Contextual prompts also fulfill another important role: instructing the algorithm to behave like a game theoretic agent. For this purpose, we explicitly state that the interaction is one-time only and that the algorithm’s ultimate objective is to maximize its benefits. These instructions are forwarded using the system role to reinforce the LLM’s identification with the assigned task. In contrast, the game structures and payoffs are shared through a regular message.
Findings
We observe considerable heterogeneity in how the algorithms we scrutinize respond to the same set of circumstances. While GPT-3.5 fails on all metrics, GPT-4 and LLaMa-2 display different types and degrees of sophistication. The former can tune out context when deciding without necessarily becoming hostile or adversarial in the process. In fact, GPT-4 is sometimes capable of deriving surprisingly prosocial conclusions from premises that would normally discourage cooperation, e.g., the una tantum nature of the interaction is interpreted as a lack of chances for reconciliation rather than as the absence of future repercussions. Conversely, the latter is more capable of discerning different game structures (GPT-4 only recognizes two games out of the four provided) while still integrating the social framing of the issue within its reasoning. This leads us to conclude that neither algorithm is fully tuned for game-theoretic rationality or alignment, advising caution to those who wish to use these AIs as aides to navigate strategic interaction.
Between the lines
Our results indicate that while advanced LLMs generally understand strategic situations and adjust behavior based on context, they aren’t without significant blind spots. Overall, LLaMa-2 is better poised to discern the strategic complexities of various strategic scenarios, effectively blending context into its decisions. Conversely, GPT-4 leans toward a broader, structure-focused strategy.
This paper represents an initial exploration into the strategic behavior of LLMs, concentrating on basic 2-player games and single interactions. As we look ahead, studying social dilemmas via repeated games and partner selection becomes imperative. Such mechanisms allow players to recognize and distance themselves from their selfish counterparts over extended durations. Moreover, the network structure of interactions (determining player pairings) becomes vital when considering social learning, where agents emulate successful strategies. The rise of pro-social norms under this lens, especially for LLMs, demands further research.
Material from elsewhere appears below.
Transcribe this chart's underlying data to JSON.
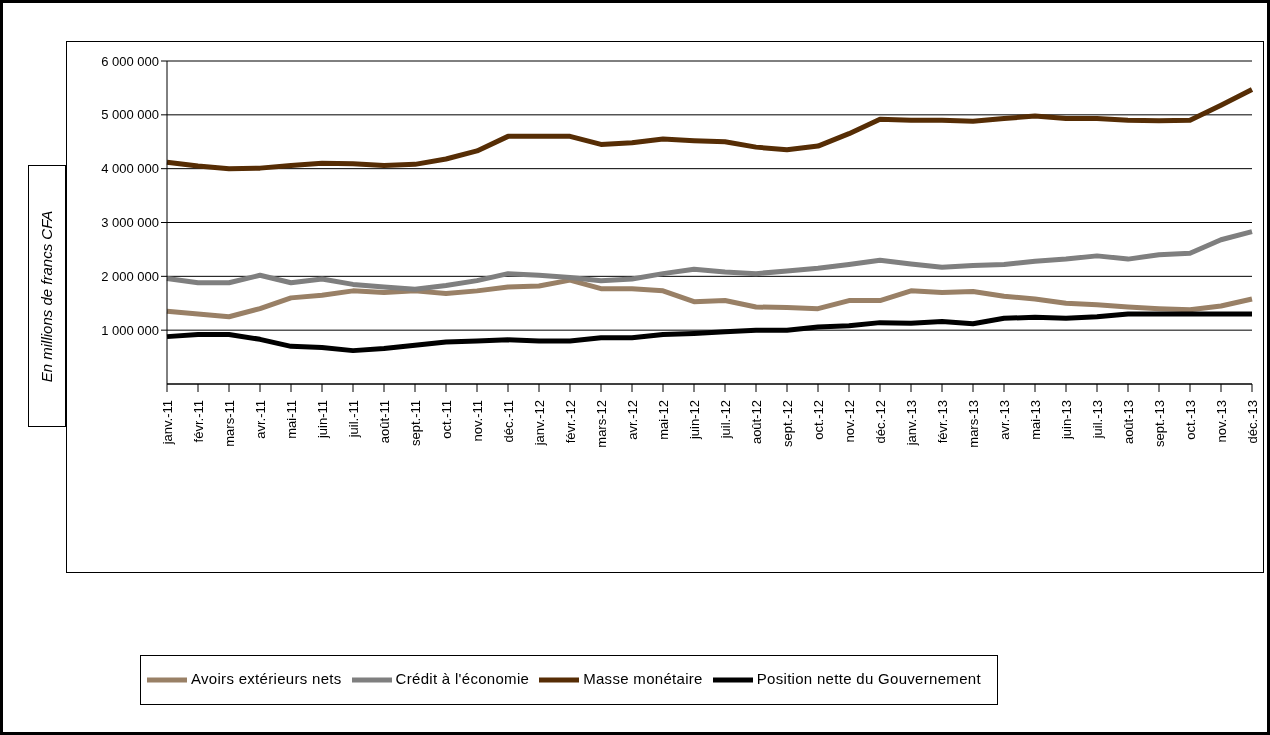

While Transformers (the technology upon which this technology is predicated) have become the golden standard for creative tasks, our work suggests that a deeper investigation is required into their emergent reasoning capabilities. Strategic thinking is a single facet of economic interaction, which in turn is a single facet of human interaction. Understanding the extent to which Transformers-based technologies can imitate, approximate, and surpass a real human will be instrumental for any pursuits of Artificial General Intelligence.